Why and how our dreams are affected by our daily lives has long fascinated scientists, and a new study sheds some light on how the spread of COVID-19 – and the ongoing changes in our habits – is impacting what we dream about.
Anger and sadness have become more common in dreams as the pandemic has progressed, the study found, and there are stronger links with themes like contamination and cleanliness as we deal with the spread of the virus.
While dreams are already thought to be a natural continuation of what's happening during the time we're awake, this new research gives scientists some interesting insights into how social distancing and hand washing might be more on our dream minds than actually catching COVID-19.
"These results corroborate the hypothesis that pandemic dreams reflect mental suffering, fear of contagion, and important changes in daily habits that directly impact socialisation," write the researchers in their paper, which has been published in PLOS One.
The team looked at a total of 239 dream reports submitted by 67 different people in Brazil, from both before and after lockdowns were imposed in March and April when the coronavirus pandemic began to take hold.
There was a statistically significant rise in the number of words related to anger and sadness in the pandemic dreams, and a rise in words related to contamination and cleanliness (the word "bathroom" would qualify, for example).
Pandemic dreams also presented more words in general, although there was no substantial difference in the number of words related to sickness, health, death or life. The number of words related to positive and negative emotions stayed about the same too.
The dream report comparison "reflects a collective traumatic experience, as is often the case during plagues, wars and natural disasters" write the researchers in their paper.
The focus on changing daily habits around lockdowns, rather than worries about sickness or death, may be because the dream reports were collected early on in the first wave of the pandemic, suggest the study authors (only one participant in the study reported being diagnosed with COVID-19).
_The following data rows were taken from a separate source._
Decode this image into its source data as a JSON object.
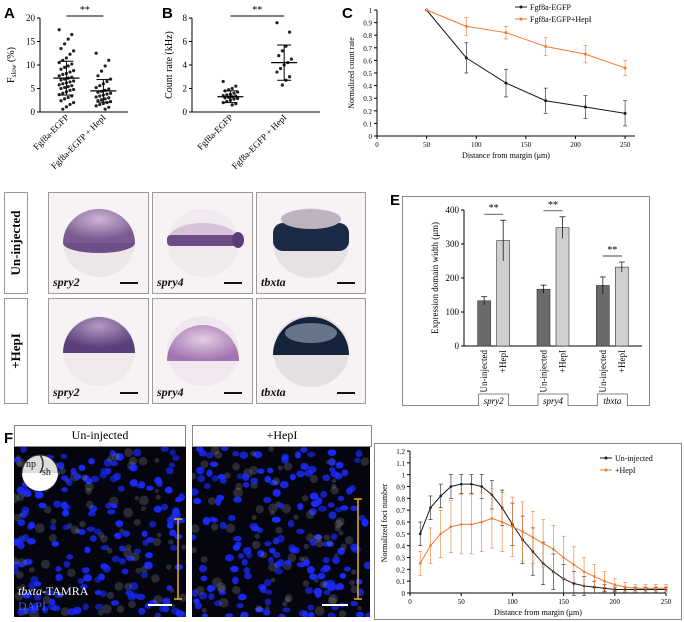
{
  "panels": {
    "A": {
      "label": "A",
      "ylabel": "F",
      "ylabel_sub": "slow",
      "ylabel_suffix": " (%)",
      "yticks": [
        "0",
        "5",
        "10",
        "15",
        "20"
      ],
      "groups": [
        "Fgf8a-EGFP",
        "Fgf8a-EGFP + HepI"
      ],
      "sig": "**"
    },
    "B": {
      "label": "B",
      "ylabel": "Count rate (kHz)",
      "yticks": [
        "0",
        "2",
        "4",
        "6",
        "8"
      ],
      "groups": [
        "Fgf8a-EGFP",
        "Fgf8a-EGFP + HepI"
      ],
      "sig": "**"
    },
    "C": {
      "label": "C",
      "xlabel": "Distance from margin (μm)",
      "ylabel": "Normalized count rate",
      "legend": [
        "Fgf8a-EGFP",
        "Fgf8a-EGFP+HepI"
      ],
      "yticks": [
        "0",
        "0.1",
        "0.2",
        "0.3",
        "0.4",
        "0.5",
        "0.6",
        "0.7",
        "0.8",
        "0.9",
        "1"
      ],
      "xticks": [
        "0",
        "50",
        "100",
        "150",
        "200",
        "250"
      ]
    },
    "D": {
      "label": "D",
      "rows": [
        "Un-injected",
        "+HepI"
      ],
      "genes": [
        "spry2",
        "spry4",
        "tbxta"
      ]
    },
    "E": {
      "label": "E",
      "ylabel": "Expression domain width (μm)",
      "yticks": [
        "0",
        "100",
        "200",
        "300",
        "400"
      ],
      "bar_labels": [
        "Un-injected",
        "+HepI"
      ],
      "genes": [
        "spry2",
        "spry4",
        "tbxta"
      ],
      "sig": "**"
    },
    "F": {
      "label": "F",
      "headers": [
        "Un-injected",
        "+HepI"
      ],
      "inset_np": "np",
      "inset_sh": "sh",
      "stain_gene": "tbxta",
      "stain_suffix": "-TAMRA",
      "dapi": "DAPI",
      "plot_xlabel": "Distance from margin (μm)",
      "plot_ylabel": "Normalized foci number",
      "legend": [
        "Un-injected",
        "+HepI"
      ],
      "yticks": [
        "0",
        "0.1",
        "0.2",
        "0.3",
        "0.4",
        "0.5",
        "0.6",
        "0.7",
        "0.8",
        "0.9",
        "1",
        "1.1",
        "1.2"
      ],
      "xticks": [
        "0",
        "50",
        "100",
        "150",
        "200",
        "250"
      ]
    }
  },
  "colors": {
    "black_series": "#1a1a1a",
    "orange_series": "#f07a30",
    "dark_bar": "#6b6b6b",
    "light_bar": "#cfcfcf",
    "dapi": "#1a2bff",
    "scale_bar": "#e8b020"
  },
  "chart_data": [
    {
      "type": "scatter",
      "panel": "A",
      "categories": [
        "Fgf8a-EGFP",
        "Fgf8a-EGFP + HepI"
      ],
      "mean": [
        7.2,
        4.5
      ],
      "sd": [
        3.6,
        2.4
      ],
      "ylim": [
        0,
        20
      ],
      "points": [
        [
          17.5,
          16.5,
          15.5,
          14.5,
          13.5,
          13,
          12.3,
          11.5,
          11,
          10.5,
          10.2,
          9.8,
          9.5,
          9.1,
          8.8,
          8.5,
          8.2,
          8,
          7.7,
          7.4,
          7.2,
          7,
          6.8,
          6.6,
          6.4,
          6.2,
          6,
          5.8,
          5.6,
          5.4,
          5.2,
          5,
          4.8,
          4.6,
          4.3,
          4,
          3.7,
          3.4,
          3.1,
          2.8,
          2.4,
          2,
          1.6,
          1.1,
          0.6
        ],
        [
          12.5,
          11,
          9.8,
          8.7,
          7.7,
          7,
          6.5,
          6,
          5.6,
          5.2,
          4.9,
          4.6,
          4.4,
          4.2,
          4,
          3.8,
          3.6,
          3.4,
          3.2,
          3,
          2.8,
          2.6,
          2.4,
          2.2,
          2,
          1.8,
          1.6,
          1.3,
          1,
          0.6
        ]
      ]
    },
    {
      "type": "scatter",
      "panel": "B",
      "categories": [
        "Fgf8a-EGFP",
        "Fgf8a-EGFP + HepI"
      ],
      "mean": [
        1.3,
        4.2
      ],
      "sd": [
        0.5,
        1.5
      ],
      "ylim": [
        0,
        8
      ],
      "points": [
        [
          2.6,
          2.2,
          2,
          1.9,
          1.8,
          1.7,
          1.6,
          1.5,
          1.45,
          1.4,
          1.35,
          1.3,
          1.25,
          1.2,
          1.15,
          1.1,
          1,
          0.9,
          0.8,
          0.7,
          0.6
        ],
        [
          7.6,
          6.8,
          5.6,
          5.2,
          4.8,
          4.5,
          4.2,
          4,
          3.7,
          3.4,
          3,
          2.7,
          2.3
        ]
      ]
    },
    {
      "type": "line",
      "panel": "C",
      "x": [
        50,
        90,
        130,
        170,
        210,
        250
      ],
      "xlim": [
        0,
        260
      ],
      "ylim": [
        0,
        1
      ],
      "series": [
        {
          "name": "Fgf8a-EGFP",
          "values": [
            1,
            0.62,
            0.42,
            0.28,
            0.23,
            0.18
          ],
          "err": [
            0,
            0.12,
            0.11,
            0.1,
            0.09,
            0.1
          ]
        },
        {
          "name": "Fgf8a-EGFP+HepI",
          "values": [
            1,
            0.87,
            0.82,
            0.71,
            0.65,
            0.54
          ],
          "err": [
            0,
            0.07,
            0.05,
            0.07,
            0.07,
            0.06
          ]
        }
      ]
    },
    {
      "type": "bar",
      "panel": "E",
      "categories": [
        "spry2",
        "spry4",
        "tbxta"
      ],
      "ylim": [
        0,
        400
      ],
      "series": [
        {
          "name": "Un-injected",
          "values": [
            133,
            167,
            178
          ],
          "err": [
            12,
            12,
            25
          ]
        },
        {
          "name": "+HepI",
          "values": [
            310,
            348,
            232
          ],
          "err": [
            60,
            32,
            15
          ]
        }
      ]
    },
    {
      "type": "line",
      "panel": "F",
      "x": [
        10,
        20,
        30,
        40,
        50,
        60,
        70,
        80,
        90,
        100,
        110,
        120,
        130,
        140,
        150,
        160,
        170,
        180,
        190,
        200,
        210,
        220,
        230,
        240,
        250
      ],
      "xlim": [
        0,
        250
      ],
      "ylim": [
        0,
        1.2
      ],
      "series": [
        {
          "name": "Un-injected",
          "values": [
            0.5,
            0.72,
            0.82,
            0.9,
            0.92,
            0.92,
            0.9,
            0.83,
            0.72,
            0.58,
            0.45,
            0.35,
            0.25,
            0.18,
            0.12,
            0.08,
            0.06,
            0.05,
            0.04,
            0.03,
            0.03,
            0.03,
            0.03,
            0.03,
            0.03
          ],
          "err": [
            0.1,
            0.1,
            0.1,
            0.1,
            0.08,
            0.08,
            0.1,
            0.12,
            0.15,
            0.18,
            0.2,
            0.2,
            0.18,
            0.15,
            0.12,
            0.1,
            0.08,
            0.05,
            0.03,
            0.02,
            0.02,
            0.02,
            0.02,
            0.02,
            0.02
          ]
        },
        {
          "name": "+HepI",
          "values": [
            0.25,
            0.4,
            0.5,
            0.56,
            0.58,
            0.58,
            0.6,
            0.63,
            0.6,
            0.56,
            0.52,
            0.47,
            0.42,
            0.37,
            0.3,
            0.24,
            0.18,
            0.14,
            0.1,
            0.07,
            0.05,
            0.04,
            0.04,
            0.04,
            0.04
          ],
          "err": [
            0.1,
            0.15,
            0.2,
            0.22,
            0.25,
            0.25,
            0.25,
            0.25,
            0.25,
            0.25,
            0.25,
            0.22,
            0.2,
            0.2,
            0.18,
            0.15,
            0.12,
            0.1,
            0.08,
            0.05,
            0.04,
            0.03,
            0.03,
            0.03,
            0.03
          ]
        }
      ]
    }
  ]
}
It's no real surprise that our night-time dreams are changing as our daily lives are changing – scientists have long accepted that dreams are a way for our brains to process our experiences and emotions – but it's interesting to see these shifts in specific detail as we all experience similar disruptions in the way we're living.
The coronavirus pandemic has also seen a rise in the number of people having vivid dreams, something that experts say could be caused by disrupted sleep schedules – or just having a lot more to process and deal with at the end of every day.
"Overall, our results are consistent with the hypothesis that dreams during the lockdown period reflect the waking challenges presented by the COVID-19 pandemic," write the researchers in their paper.
The research has been published in PLOS One.